Sherlock shook his head, a wry, watery smile twitching his lips.
"Sherlock…it's okay…"
"Oh for god's sake!"
He was still trying to twist away, almost comically given that his words kept breaking. And he hadn't so much as tried to take his hand back.
"I'm here." John tried haltingly. He felt stupid for saying it, but they were the right words. Sherlock rolled his overflowing eyes, not looking at him, but the violinist's fingers tightened in his.
"You induce such…emotion in me." He sounded nearly confused. John sighed.
"Most people feel vulnerable in situations like this."
"I don't feel vulnerable –"
"Yes you do."
"Only with you." The silver-green discs turned suddenly to stare right at him. "Only you have ever…managed such things. And perhaps father, but otherwise there is no one else for whom I –"
John watched his teeth grit, staring back in a daze of his own. Had he truly been so ignorant? It was all there, plain as day, and yet he'd spent five years of his life on a quest to ignore even the possibility. He rubbed absently over scratched, smudged knuckles, thinking of the warm pulse racing wildly in Sherlock's thumb.
"Look –"
"I know, John, I know."
"No, just – hear me out, okay?"
The detective gave him a look that was clearly 'well you have me here for the time being anyway, do you not?' John fought down giggles at the realisation. Finally, he'd managed to force Sherlock down for a proper conversation, and he didn't even feel like having one. Crap. Well, he could always tie him back down at a later date –
"I don't know what I want."
"So you keep saying, John."
"Yes, yes I know –" suddenly he couldn't stand the look of resignation bleeding into the bloodied cracks of Sherlock's expression. "But you are a constant. Right? Always. And you and me…I just need time to think about it, okay Sherlock? Just because right now's not exactly the best time to expedite an identity crisis." He jabbed an eyebrow at the crumbling shack. "And in the meantime, I'm not losing you. So just…be patient. And I swear, I'll sort this out. Sound fair?"

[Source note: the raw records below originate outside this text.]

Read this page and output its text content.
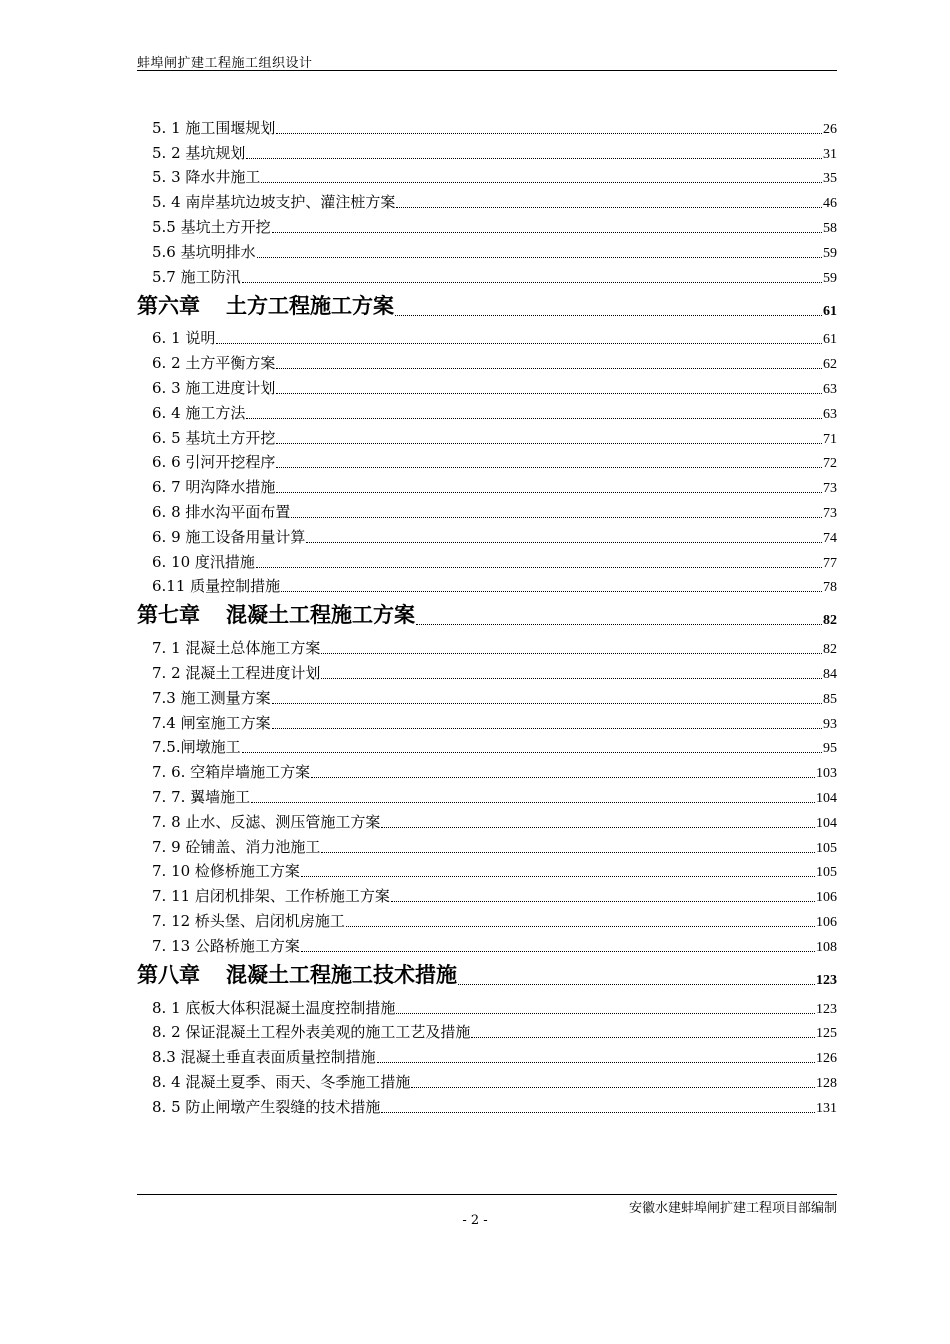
蚌埠闸扩建工程施工组织设计
5. 1 施工围堰规划	26
5. 2 基坑规划	31
5. 3 降水井施工	35
5. 4 南岸基坑边坡支护、灌注桩方案	46
5.5 基坑土方开挖	58
5.6 基坑明排水	59
5.7 施工防汛	59
第六章 土方工程施工方案	61
6. 1 说明	61
6. 2 土方平衡方案	62
6. 3 施工进度计划	63
6. 4 施工方法	63
6. 5 基坑土方开挖	71
6. 6 引河开挖程序	72
6. 7 明沟降水措施	73
6. 8 排水沟平面布置	73
6. 9 施工设备用量计算	74
6. 10 度汛措施	77
6.11 质量控制措施	78
第七章 混凝土工程施工方案	82
7. 1 混凝土总体施工方案	82
7. 2 混凝土工程进度计划	84
7.3 施工测量方案	85
7.4 闸室施工方案	93
7.5.闸墩施工	95
7. 6. 空箱岸墙施工方案	103
7. 7. 翼墙施工	104
7. 8 止水、反滤、测压管施工方案	104
7. 9 砼铺盖、消力池施工	105
7. 10 检修桥施工方案	105
7. 11 启闭机排架、工作桥施工方案	106
7. 12 桥头堡、启闭机房施工	106
7. 13 公路桥施工方案	108
第八章 混凝土工程施工技术措施	123
8. 1 底板大体积混凝土温度控制措施	123
8. 2 保证混凝土工程外表美观的施工工艺及措施	125
8.3 混凝土垂直表面质量控制措施	126
8. 4 混凝土夏季、雨天、冬季施工措施	128
8. 5 防止闸墩产生裂缝的技术措施	131
安徽水建蚌埠闸扩建工程项目部编制
- 2 -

The world's only Consulting Detective regarded him with knotted brows and bright eyes, suspicion winning out over upset. But he trusted John – and John would not betray that, not purposefully and not in this. He nodded, leaning wearily back into the mouldy cushions.
"Okay. I'll see about finding some food to get in you."
Which was more of a problem than it sounded. As was their position. But honestly? As he eventually found the dusty box of half-rusted tin cans in the rotted cupboard under the sink, he realised that for all that they had both nearly died multiple times in the past twelve hours alone, he now felt more calm and composed than he had all fucking week.
A.N: So, I started trying to write this of an evening, not expecting to get very far, and stopped at about 3am with over half of it done and edited. Funny how it strikes you like that sometimes. Anyway, I tried to make this as genuine as possible and continuing on reflection of John's personal inability to resolve how he feels. The title is from the poem as opposed to ACD, but I rather liked it and it's surrealism kinda appealed to me given that the lives of the two protagonists are insane and that, in the end, every emotional crisis seems worse than it really is when you finally get around to talking it out. And as to my return to writing...well, I'm working on that (clears throat uncomfortably).